V.3. La lutte des champs.

C’est de Saint-Dier, la “ petite patrie” du moment, dans une période chargée mais des plus productives, que Lucien Gachon entreprend la rédaction de son second roman, en grande partie terminé à la fin des vacances d’été de l’année 1926. Dans l’esprit, Jean Marie, Homme de la terre demeure proche parent de Maria, avec un discours nouveau relativement aux intérêts paysans, ce qui amène l’écrivain-paysan à connaître Henri Poulaille et les écrivains prolétariens.

Jean-Marie est un paysan tel que Lucien Gachon aurait aimé l’être. Il refuse toute fatalité. Il travaille en n’ayant que modérément recours aux progrès de la science, notamment en faisant usage des engrais, surtout, il pose le problème du militantisme syndical. Thème et personnage ne manquent pas d’évoquer une parenté avec Emile Guillaumin. Jean-Marie ou Emile se rejoignent quant à leur ancrage dans le monde paysan, réfléchissent aux missions à donner à l’écrivain-paysan. Après des échanges, en 1928, avec Henry Poulaille, il apparaît à Lucien Gachon qu’il faut suivre les écrivains prolétariens.75 Ils s’étaient rencontrés à Paris, en septembre de l’année 1930, après la découverte par Pourrat des articles et travaux de Poulaille, suivie d’une lettre que lui avait adressée Gachon au début de 1928. L’Auvergnat est convaincu par la justesse du propos et de la démarche du Parisien. Après leur entrevue, il est séduit par l’homme. L’un et l’autre sont des produits de leur milieu. Ils ont encore pour point commun d’écrire avec les mots et au service de leur famille. Au début des années trente, rien ne s’oppose, aux yeux de Lucien Gachon, à ce que le combat de l’écrivain paysan puisse s’associer à celui de l’écrivain des villes. La littérature prolétarienne, en décalage avec l’orthodoxie du parti communiste, tout comme en rupture avec les salons parisiens, est le phare d’une littérature nouvelle, où apparaissent de bouillonnants talents en charge d’instruire le peuple.
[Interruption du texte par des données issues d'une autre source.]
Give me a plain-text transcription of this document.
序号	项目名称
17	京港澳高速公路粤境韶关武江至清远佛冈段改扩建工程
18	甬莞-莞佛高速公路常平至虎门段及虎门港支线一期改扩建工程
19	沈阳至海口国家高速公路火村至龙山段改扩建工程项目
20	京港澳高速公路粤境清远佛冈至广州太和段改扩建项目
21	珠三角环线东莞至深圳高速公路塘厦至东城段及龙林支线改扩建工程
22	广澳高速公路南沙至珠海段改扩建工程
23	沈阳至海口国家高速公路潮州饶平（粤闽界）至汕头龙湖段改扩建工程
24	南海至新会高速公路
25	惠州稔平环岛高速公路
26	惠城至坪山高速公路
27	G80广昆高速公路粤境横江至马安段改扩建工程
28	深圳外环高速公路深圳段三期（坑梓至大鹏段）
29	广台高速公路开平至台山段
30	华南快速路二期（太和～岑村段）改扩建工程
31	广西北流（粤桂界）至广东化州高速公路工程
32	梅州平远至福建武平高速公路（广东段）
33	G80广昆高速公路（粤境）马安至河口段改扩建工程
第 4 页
Pour les écrivains prolétariens, il est entendu qu’être écrivain n’est plus un métier, qu’il faut parallèlement en exercer un, le plus difficile étant encore de trouver les moyens de publier. Poussés par la volonté de restituer un témoignage aussi fidèle que possible, ils contribuent, à leur manière, à l’avènement d’une nouvelle société. Pourtant, au début de l’année 1932, Henri Poulaille est attaqué par certains membres de l’Union Nationale des écrivains révolutionnaires et sa revue littéraire Nouvel Age est décriée. En fait, il s’agit, pour le parti communiste, d’asseoir son emprise, en distribuant des labels. La volonté d’indépendance des amis de Poulaille est alors interprétée comme une subversion des intérêts idéologiques de la classe prolétarienne. Lucien Gachon, au sein du groupe de Poulaille, suit de loin les événements, prend fait et cause. Au même moment, l’écrivain parisien lui annonce la publication imminente de Jean-Marie, homme de la terre.
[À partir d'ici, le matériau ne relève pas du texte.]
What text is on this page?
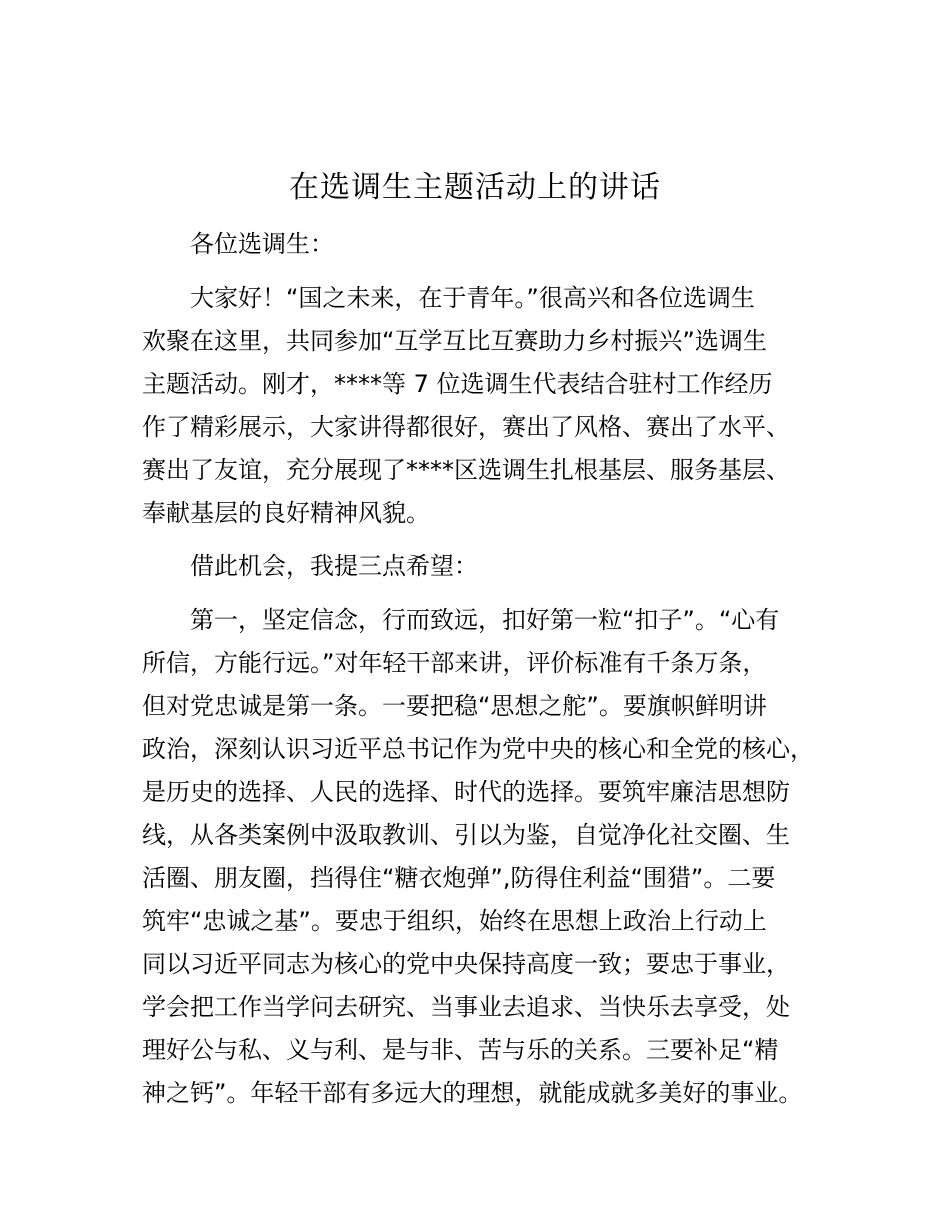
在选调生主题活动上的讲话
各位选调生：
大家好！“国之未来，在于青年。”很高兴和各位选调生
欢聚在这里，共同参加“互学互比互赛助力乡村振兴”选调生
主题活动。刚才，****等 7 位选调生代表结合驻村工作经历
作了精彩展示，大家讲得都很好，赛出了风格、赛出了水平、
赛出了友谊，充分展现了****区选调生扎根基层、服务基层、
奉献基层的良好精神风貌。
借此机会，我提三点希望：
第一，坚定信念，行而致远，扣好第一粒“扣子”。“心有
所信，方能行远。”对年轻干部来讲，评价标准有千条万条，
但对党忠诚是第一条。一要把稳“思想之舵”。要旗帜鲜明讲
政治，深刻认识习近平总书记作为党中央的核心和全党的核心，
是历史的选择、人民的选择、时代的选择。要筑牢廉洁思想防
线，从各类案例中汲取教训、引以为鉴，自觉净化社交圈、生
活圈、朋友圈，挡得住“糖衣炮弹”,防得住利益“围猎”。二要
筑牢“忠诚之基”。要忠于组织，始终在思想上政治上行动上
同以习近平同志为核心的党中央保持高度一致；要忠于事业，
学会把工作当学问去研究、当事业去追求、当快乐去享受，处
理好公与私、义与利、是与非、苦与乐的关系。三要补足“精
神之钙”。年轻干部有多远大的理想，就能成就多美好的事业。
Maria, Monsieur de l’Enramas attestent de la vigueur de l’écrivain-paysan de La Guillerie, mais Jean-Marie, Homme de la terre constitue conjointement le discours et le témoignage poignant de la petite paysannerie du Livradois d’avant-guerre, en lutte.

Notes
75.

A ce propos, Michel Ragon fournit un précieux recensement des obstacles dressés contre les écrivains-paysans .
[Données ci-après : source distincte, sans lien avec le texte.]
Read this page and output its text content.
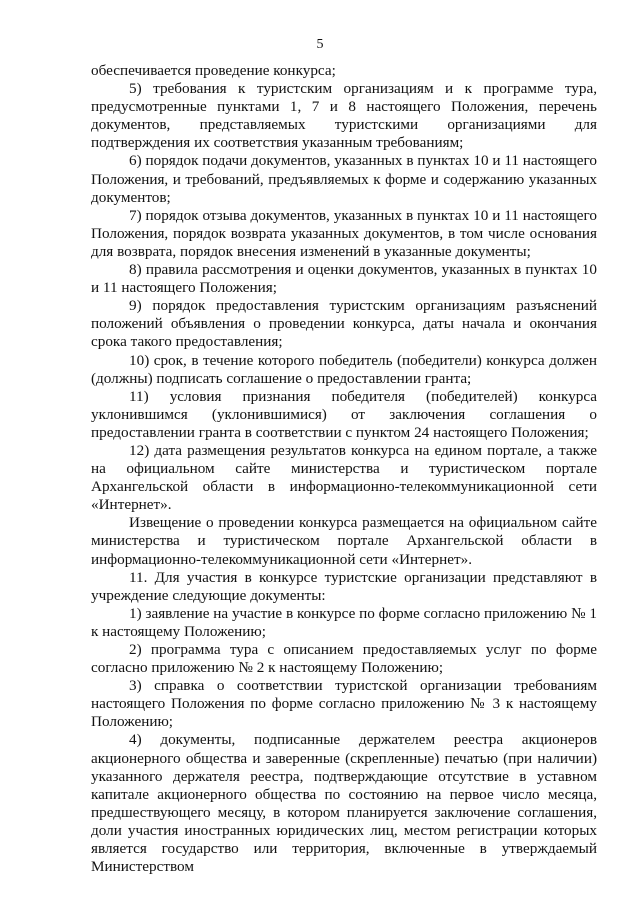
5

обеспечивается проведение конкурса;

5) требования к туристским организациям и к программе тура, предусмотренные пунктами 1, 7 и 8 настоящего Положения, перечень документов, представляемых туристскими организациями для подтверждения их соответствия указанным требованиям;

6) порядок подачи документов, указанных в пунктах 10 и 11 настоящего Положения, и требований, предъявляемых к форме и содержанию указанных документов;

7) порядок отзыва документов, указанных в пунктах 10 и 11 настоящего Положения, порядок возврата указанных документов, в том числе основания для возврата, порядок внесения изменений в указанные документы;

8) правила рассмотрения и оценки документов, указанных в пунктах 10 и 11 настоящего Положения;

9) порядок предоставления туристским организациям разъяснений положений объявления о проведении конкурса, даты начала и окончания срока такого предоставления;

10) срок, в течение которого победитель (победители) конкурса должен (должны) подписать соглашение о предоставлении гранта;

11) условия признания победителя (победителей) конкурса уклонившимся (уклонившимися) от заключения соглашения о предоставлении гранта в соответствии с пунктом 24 настоящего Положения;

12) дата размещения результатов конкурса на едином портале, а также на официальном сайте министерства и туристическом портале Архангельской области в информационно-телекоммуникационной сети «Интернет».

Извещение о проведении конкурса размещается на официальном сайте министерства и туристическом портале Архангельской области в информационно-телекоммуникационной сети «Интернет».

11. Для участия в конкурсе туристские организации представляют в учреждение следующие документы:

1) заявление на участие в конкурсе по форме согласно приложению № 1 к настоящему Положению;

2) программа тура с описанием предоставляемых услуг по форме согласно приложению № 2 к настоящему Положению;

3) справка о соответствии туристской организации требованиям настоящего Положения по форме согласно приложению № 3 к настоящему Положению;

4) документы, подписанные держателем реестра акционеров акционерного общества и заверенные (скрепленные) печатью (при наличии) указанного держателя реестра, подтверждающие отсутствие в уставном капитале акционерного общества по состоянию на первое число месяца, предшествующего месяцу, в котором планируется заключение соглашения, доли участия иностранных юридических лиц, местом регистрации которых является государство или территория, включенные в утверждаемый Министерством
“Il faut dire que, telle que se présente la littérature française, l’apparition du prolétariat dans ce cénacle ne peut être qu’une inconvenance. Lorsque la voix du peuple passe par le tamis de ceux qui disent “représenter” le peuple, tout va bien. Mais si la voix du peuple apparaît authentique, nue, elle scandalise. Il suffit de se souvenir du sort que les Encyclopédistes firent à Jean-Jacques Rousseau, que l’Université fit à Péguy, que les intellectuels d’origine populaire firent à Poulaille. Et encore, dans ses trois cas, s’agissait-il d’intellectuels d’origine populaire, et non d’écrivains demeurés prolétaires.”

(Michel RAGON, Histoire de la littérature prolétarienne de langue française, éd. Albin Michel, 1986, p10).